Em editorial publicado na edição desta segunda-feira, 09, o jornal O Globo observa que líderes do Congresso pretendem aproveitar o habitualmente confuso processo de aprovação da lei orçamentária para elevar a mais de R$ 3 bilhões o total de recursos destinados aos partidos em 2020, ano de eleições municipais.
Para publicação, “o enredo é antigo, com desfecho invariável, mas o calendário eleitoral estimula a imaginação na direção do enriquecimento de organizações, com privilégios crescentes aos chefes da burocracia partidária no manejo de dinheiro público, sob rarefeita fiscalização e cada vez menos sanções.”
Confira, na íntegra, o editorial:
Líderes do Congresso pretendem aproveitar o habitualmente confuso processo de aprovação da lei orçamentária para elevar a mais de R$ 3 bilhões o total de recursos destinados aos partidos em 2020, ano de eleições municipais.
O enredo é antigo, com desfecho invariável, mas o calendário eleitoral estimula a imaginação na direção do enriquecimento de organizações, com privilégios crescentes aos chefes da burocracia partidária no manejo de dinheiro público, sob rarefeita fiscalização e cada vez menos sanções.

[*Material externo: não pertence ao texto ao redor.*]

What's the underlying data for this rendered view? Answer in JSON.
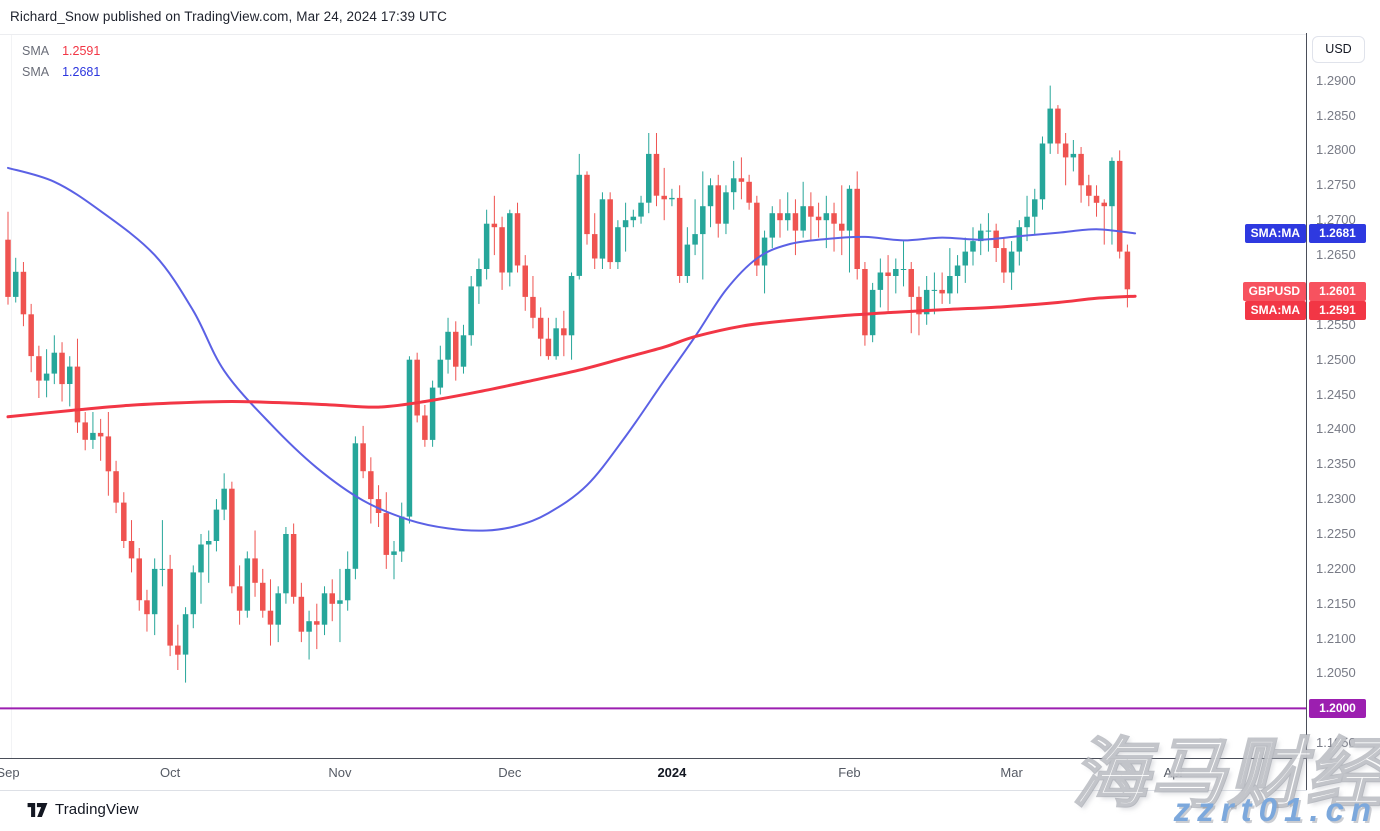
{
  "header": {
    "title": "Richard_Snow published on TradingView.com, Mar 24, 2024 17:39 UTC"
  },
  "legend": [
    {
      "label": "SMA",
      "value": "1.2591",
      "color": "#F23645"
    },
    {
      "label": "SMA",
      "value": "1.2681",
      "color": "#2C36DE"
    }
  ],
  "price_axis": {
    "currency_button": "USD",
    "ticks": [
      1.29,
      1.285,
      1.28,
      1.275,
      1.27,
      1.265,
      1.26,
      1.255,
      1.25,
      1.245,
      1.24,
      1.235,
      1.23,
      1.225,
      1.22,
      1.215,
      1.21,
      1.205,
      1.2,
      1.195
    ],
    "labels": [
      {
        "name": "SMA:MA",
        "value": "1.2681",
        "price": 1.2681,
        "bg": "#2E39E0"
      },
      {
        "name": "GBPUSD",
        "value": "1.2601",
        "price": 1.2601,
        "bg": "#F7525F"
      },
      {
        "name": "SMA:MA",
        "value": "1.2591",
        "price": 1.2591,
        "bg": "#F23645"
      },
      {
        "name": "",
        "value": "1.2000",
        "price": 1.2,
        "bg": "#9C1FB0"
      }
    ]
  },
  "footer": {
    "brand": "TradingView"
  },
  "watermark": {
    "cjk": "海马财经",
    "domain": "zzrt01.cn",
    "domain_color": "#7CA8DC"
  },
  "chart_data": {
    "type": "candlestick",
    "symbol": "GBPUSD",
    "timeframe": "1D",
    "up_color": "#26A69A",
    "down_color": "#EF5350",
    "ylim": [
      1.195,
      1.29
    ],
    "grid": false,
    "hline": {
      "price": 1.2,
      "color": "#9C1FB0",
      "label": "1.2000"
    },
    "months": [
      {
        "label": "Sep",
        "i": 0
      },
      {
        "label": "Oct",
        "i": 21
      },
      {
        "label": "Nov",
        "i": 43
      },
      {
        "label": "Dec",
        "i": 65
      },
      {
        "label": "2024",
        "i": 86,
        "bold": true
      },
      {
        "label": "Feb",
        "i": 109
      },
      {
        "label": "Mar",
        "i": 130
      },
      {
        "label": "Apr",
        "i": 151
      }
    ],
    "overlays": [
      {
        "name": "SMA slow",
        "color": "#F23645",
        "width": 3,
        "last_value": 1.2591,
        "points": [
          [
            0,
            1.2418
          ],
          [
            8,
            1.2427
          ],
          [
            15,
            1.2434
          ],
          [
            22,
            1.2438
          ],
          [
            29,
            1.244
          ],
          [
            36,
            1.2438
          ],
          [
            42,
            1.2435
          ],
          [
            48,
            1.2432
          ],
          [
            54,
            1.244
          ],
          [
            61,
            1.2454
          ],
          [
            67,
            1.2468
          ],
          [
            74,
            1.2485
          ],
          [
            80,
            1.2503
          ],
          [
            85,
            1.2518
          ],
          [
            89,
            1.2533
          ],
          [
            95,
            1.2548
          ],
          [
            101,
            1.2556
          ],
          [
            108,
            1.2563
          ],
          [
            115,
            1.2568
          ],
          [
            122,
            1.2572
          ],
          [
            129,
            1.2576
          ],
          [
            136,
            1.2582
          ],
          [
            141,
            1.2588
          ],
          [
            146,
            1.2591
          ]
        ]
      },
      {
        "name": "SMA fast",
        "color": "#5B61E5",
        "width": 2,
        "last_value": 1.2681,
        "points": [
          [
            0,
            1.2775
          ],
          [
            6,
            1.2755
          ],
          [
            12,
            1.2713
          ],
          [
            19,
            1.265
          ],
          [
            24,
            1.257
          ],
          [
            28,
            1.2484
          ],
          [
            34,
            1.2408
          ],
          [
            40,
            1.2345
          ],
          [
            46,
            1.2298
          ],
          [
            52,
            1.227
          ],
          [
            57,
            1.2258
          ],
          [
            62,
            1.2255
          ],
          [
            66,
            1.2262
          ],
          [
            70,
            1.228
          ],
          [
            75,
            1.232
          ],
          [
            80,
            1.239
          ],
          [
            85,
            1.247
          ],
          [
            89,
            1.2533
          ],
          [
            93,
            1.26
          ],
          [
            97,
            1.2645
          ],
          [
            101,
            1.2665
          ],
          [
            106,
            1.2673
          ],
          [
            111,
            1.2676
          ],
          [
            116,
            1.2671
          ],
          [
            121,
            1.2675
          ],
          [
            126,
            1.2672
          ],
          [
            131,
            1.2677
          ],
          [
            136,
            1.2682
          ],
          [
            141,
            1.2687
          ],
          [
            146,
            1.2681
          ]
        ]
      }
    ],
    "candles": [
      [
        1.2672,
        1.2712,
        1.2579,
        1.259
      ],
      [
        1.259,
        1.2646,
        1.2582,
        1.2626
      ],
      [
        1.2626,
        1.264,
        1.2548,
        1.2565
      ],
      [
        1.2565,
        1.258,
        1.2482,
        1.2505
      ],
      [
        1.2505,
        1.252,
        1.2445,
        1.247
      ],
      [
        1.247,
        1.2515,
        1.2446,
        1.248
      ],
      [
        1.248,
        1.2535,
        1.2465,
        1.251
      ],
      [
        1.251,
        1.2525,
        1.244,
        1.2465
      ],
      [
        1.2465,
        1.2505,
        1.2433,
        1.249
      ],
      [
        1.249,
        1.253,
        1.2395,
        1.241
      ],
      [
        1.241,
        1.2425,
        1.237,
        1.2385
      ],
      [
        1.2385,
        1.2425,
        1.2372,
        1.2395
      ],
      [
        1.2395,
        1.2415,
        1.2355,
        1.239
      ],
      [
        1.239,
        1.2425,
        1.2305,
        1.234
      ],
      [
        1.234,
        1.2355,
        1.228,
        1.2295
      ],
      [
        1.2295,
        1.231,
        1.223,
        1.224
      ],
      [
        1.224,
        1.227,
        1.2195,
        1.2215
      ],
      [
        1.2215,
        1.223,
        1.214,
        1.2155
      ],
      [
        1.2155,
        1.217,
        1.211,
        1.2135
      ],
      [
        1.2135,
        1.2215,
        1.2105,
        1.22
      ],
      [
        1.22,
        1.227,
        1.2175,
        1.22
      ],
      [
        1.22,
        1.222,
        1.2075,
        1.209
      ],
      [
        1.209,
        1.212,
        1.2055,
        1.2077
      ],
      [
        1.2077,
        1.2145,
        1.2037,
        1.2135
      ],
      [
        1.2135,
        1.2205,
        1.2115,
        1.2195
      ],
      [
        1.2195,
        1.225,
        1.215,
        1.2235
      ],
      [
        1.2235,
        1.2255,
        1.218,
        1.224
      ],
      [
        1.224,
        1.23,
        1.2225,
        1.2285
      ],
      [
        1.2285,
        1.2337,
        1.227,
        1.2315
      ],
      [
        1.2315,
        1.2325,
        1.2165,
        1.2175
      ],
      [
        1.2175,
        1.2205,
        1.212,
        1.214
      ],
      [
        1.214,
        1.2225,
        1.213,
        1.2215
      ],
      [
        1.2215,
        1.2255,
        1.216,
        1.218
      ],
      [
        1.218,
        1.22,
        1.213,
        1.214
      ],
      [
        1.214,
        1.2185,
        1.209,
        1.212
      ],
      [
        1.212,
        1.2175,
        1.2095,
        1.2165
      ],
      [
        1.2165,
        1.226,
        1.215,
        1.225
      ],
      [
        1.225,
        1.2265,
        1.215,
        1.216
      ],
      [
        1.216,
        1.218,
        1.2095,
        1.211
      ],
      [
        1.211,
        1.214,
        1.207,
        1.2125
      ],
      [
        1.2125,
        1.215,
        1.2085,
        1.212
      ],
      [
        1.212,
        1.2175,
        1.2105,
        1.2165
      ],
      [
        1.2165,
        1.2185,
        1.2125,
        1.215
      ],
      [
        1.215,
        1.22,
        1.2095,
        1.2155
      ],
      [
        1.2155,
        1.2225,
        1.214,
        1.22
      ],
      [
        1.22,
        1.239,
        1.2185,
        1.238
      ],
      [
        1.238,
        1.2405,
        1.233,
        1.234
      ],
      [
        1.234,
        1.236,
        1.2265,
        1.23
      ],
      [
        1.23,
        1.232,
        1.226,
        1.228
      ],
      [
        1.228,
        1.231,
        1.22,
        1.222
      ],
      [
        1.222,
        1.224,
        1.2185,
        1.2225
      ],
      [
        1.2225,
        1.2295,
        1.221,
        1.2275
      ],
      [
        1.2275,
        1.2505,
        1.2265,
        1.25
      ],
      [
        1.25,
        1.251,
        1.241,
        1.242
      ],
      [
        1.242,
        1.2435,
        1.2375,
        1.2385
      ],
      [
        1.2385,
        1.247,
        1.2375,
        1.246
      ],
      [
        1.246,
        1.252,
        1.245,
        1.25
      ],
      [
        1.25,
        1.256,
        1.248,
        1.254
      ],
      [
        1.254,
        1.2555,
        1.247,
        1.249
      ],
      [
        1.249,
        1.255,
        1.248,
        1.2535
      ],
      [
        1.2535,
        1.262,
        1.252,
        1.2605
      ],
      [
        1.2605,
        1.2645,
        1.258,
        1.263
      ],
      [
        1.263,
        1.2715,
        1.2615,
        1.2695
      ],
      [
        1.2695,
        1.2735,
        1.265,
        1.269
      ],
      [
        1.269,
        1.2705,
        1.26,
        1.2625
      ],
      [
        1.2625,
        1.2715,
        1.2605,
        1.271
      ],
      [
        1.271,
        1.2725,
        1.2625,
        1.2635
      ],
      [
        1.2635,
        1.265,
        1.257,
        1.259
      ],
      [
        1.259,
        1.262,
        1.2545,
        1.256
      ],
      [
        1.256,
        1.2575,
        1.2505,
        1.253
      ],
      [
        1.253,
        1.256,
        1.25,
        1.2505
      ],
      [
        1.2505,
        1.256,
        1.25,
        1.2545
      ],
      [
        1.2545,
        1.257,
        1.2505,
        1.2535
      ],
      [
        1.2535,
        1.2625,
        1.25,
        1.262
      ],
      [
        1.262,
        1.2795,
        1.2615,
        1.2765
      ],
      [
        1.2765,
        1.277,
        1.2665,
        1.268
      ],
      [
        1.268,
        1.271,
        1.263,
        1.2645
      ],
      [
        1.2645,
        1.274,
        1.263,
        1.273
      ],
      [
        1.273,
        1.274,
        1.263,
        1.264
      ],
      [
        1.264,
        1.27,
        1.263,
        1.269
      ],
      [
        1.269,
        1.2725,
        1.2655,
        1.27
      ],
      [
        1.27,
        1.2715,
        1.269,
        1.2705
      ],
      [
        1.2705,
        1.2735,
        1.2695,
        1.2725
      ],
      [
        1.2725,
        1.2825,
        1.271,
        1.2795
      ],
      [
        1.2795,
        1.2825,
        1.272,
        1.2735
      ],
      [
        1.2735,
        1.2775,
        1.27,
        1.273
      ],
      [
        1.273,
        1.2745,
        1.272,
        1.2732
      ],
      [
        1.2732,
        1.275,
        1.261,
        1.262
      ],
      [
        1.262,
        1.269,
        1.261,
        1.2665
      ],
      [
        1.2665,
        1.273,
        1.265,
        1.268
      ],
      [
        1.268,
        1.277,
        1.2615,
        1.272
      ],
      [
        1.272,
        1.276,
        1.269,
        1.275
      ],
      [
        1.275,
        1.2765,
        1.2675,
        1.2695
      ],
      [
        1.2695,
        1.275,
        1.268,
        1.274
      ],
      [
        1.274,
        1.2785,
        1.2715,
        1.276
      ],
      [
        1.276,
        1.279,
        1.273,
        1.2755
      ],
      [
        1.2755,
        1.2765,
        1.2715,
        1.2725
      ],
      [
        1.2725,
        1.2735,
        1.262,
        1.2635
      ],
      [
        1.2635,
        1.2685,
        1.2595,
        1.2675
      ],
      [
        1.2675,
        1.272,
        1.266,
        1.271
      ],
      [
        1.271,
        1.273,
        1.2675,
        1.27
      ],
      [
        1.27,
        1.274,
        1.2685,
        1.271
      ],
      [
        1.271,
        1.273,
        1.265,
        1.2685
      ],
      [
        1.2685,
        1.2755,
        1.2675,
        1.272
      ],
      [
        1.272,
        1.274,
        1.267,
        1.2705
      ],
      [
        1.2705,
        1.2725,
        1.2675,
        1.27
      ],
      [
        1.27,
        1.2735,
        1.266,
        1.271
      ],
      [
        1.271,
        1.2725,
        1.2655,
        1.2695
      ],
      [
        1.2695,
        1.275,
        1.265,
        1.2685
      ],
      [
        1.2685,
        1.275,
        1.2625,
        1.2745
      ],
      [
        1.2745,
        1.277,
        1.2615,
        1.263
      ],
      [
        1.263,
        1.264,
        1.252,
        1.2535
      ],
      [
        1.2535,
        1.261,
        1.2525,
        1.26
      ],
      [
        1.26,
        1.2645,
        1.2575,
        1.2625
      ],
      [
        1.2625,
        1.265,
        1.257,
        1.262
      ],
      [
        1.262,
        1.2645,
        1.2595,
        1.263
      ],
      [
        1.263,
        1.267,
        1.2605,
        1.263
      ],
      [
        1.263,
        1.264,
        1.2538,
        1.259
      ],
      [
        1.259,
        1.2605,
        1.2535,
        1.2565
      ],
      [
        1.2565,
        1.262,
        1.255,
        1.26
      ],
      [
        1.26,
        1.2625,
        1.2565,
        1.26
      ],
      [
        1.26,
        1.2625,
        1.258,
        1.2595
      ],
      [
        1.2595,
        1.266,
        1.258,
        1.262
      ],
      [
        1.262,
        1.265,
        1.2595,
        1.2635
      ],
      [
        1.2635,
        1.2675,
        1.261,
        1.2655
      ],
      [
        1.2655,
        1.269,
        1.2635,
        1.267
      ],
      [
        1.267,
        1.2695,
        1.265,
        1.2685
      ],
      [
        1.2685,
        1.271,
        1.2655,
        1.2685
      ],
      [
        1.2685,
        1.2695,
        1.264,
        1.266
      ],
      [
        1.266,
        1.2675,
        1.261,
        1.2625
      ],
      [
        1.2625,
        1.267,
        1.26,
        1.2655
      ],
      [
        1.2655,
        1.27,
        1.2635,
        1.269
      ],
      [
        1.269,
        1.2735,
        1.267,
        1.2705
      ],
      [
        1.2705,
        1.2745,
        1.268,
        1.273
      ],
      [
        1.273,
        1.282,
        1.2715,
        1.281
      ],
      [
        1.281,
        1.2893,
        1.2795,
        1.286
      ],
      [
        1.286,
        1.2865,
        1.2795,
        1.281
      ],
      [
        1.281,
        1.2825,
        1.275,
        1.279
      ],
      [
        1.279,
        1.2815,
        1.277,
        1.2795
      ],
      [
        1.2795,
        1.2805,
        1.2725,
        1.275
      ],
      [
        1.275,
        1.2765,
        1.272,
        1.2735
      ],
      [
        1.2735,
        1.275,
        1.2705,
        1.2725
      ],
      [
        1.2725,
        1.273,
        1.2665,
        1.272
      ],
      [
        1.272,
        1.279,
        1.2665,
        1.2785
      ],
      [
        1.2785,
        1.28,
        1.2645,
        1.2655
      ],
      [
        1.2655,
        1.2665,
        1.2575,
        1.2601
      ]
    ]
  }
}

Na semana passada, a Câmara aprovou um projeto de lei, por 263 votos contra 144, com uma série de benefícios às cúpulas das três dezenas de partidos com representação no Legislativo. Há mais sete dezenas à espera de registro na Justiça.
O caso expõe uma estrutura partidária inflada, cara, sem controle, que se mostra incapaz de se reinventar depois do choque de revelações sobre sua intimidade financeira proporcionado pela Lava-Jato.
Uma das novas regalias é o uso de recursos públicos, no fundo partidário, para custear a assistência jurídica de lideranças partidárias com problemas na Justiça.
Assim, o chefe de um partido político que, eventualmente, tenha sido condenado e preso por corrupção em contratos com empresas estatais ou governos federal, estaduais e municipais, poderá ter a sua defesa judicial totalmente financiada pelo erário fraudado.
Em tese, pune-se duplamente a vítima — no caso, a sociedade. Ludibriada numa operação de corrupção, como as desveladas pela Lava-Jato, será obrigada a pagar a defesa do agente político, que deveria ser um problema privado. Pelo projeto, esses casos seriam enquadrados na rubrica de gastos “de interesse direto ou indireto” dos partidos. Hoje, despesas dessa natureza são questionadas pela Justiça Eleitoral.
É grande o volume de dinheiro anualmente destinado aos partidos. Já a fiscalização é bastante restrita, frágil e praticamente inviabilizada pelas mudanças introduzidas na legislação a cada dois anos.
Desta vez, o leque de benesses foi excessivamente ampliado, a despeito da crítica situação das finanças nacionais. O texto aprovado na Câmara permite, entre outras coisas, que os chefes das burocracias partidárias possam usar dinheiro público para compra de bens, construção ou edificação em qualquer município onde queiram instalar a sede da organização.
O projeto contraria o bom senso, para se dizer o mínimo, num país em grave crise fiscal, com mais de 12 milhões de desempregados nas ruas, um déficit público estimado em R$ 139 bilhões neste ano e uma série de investigações sobre corrupção político-partidária ainda em andamento. Espera-se que o Senado, agora, faça as correções necessárias. Seria prudente, e de interesse coletivo. Até para se evitarem novos escândalos.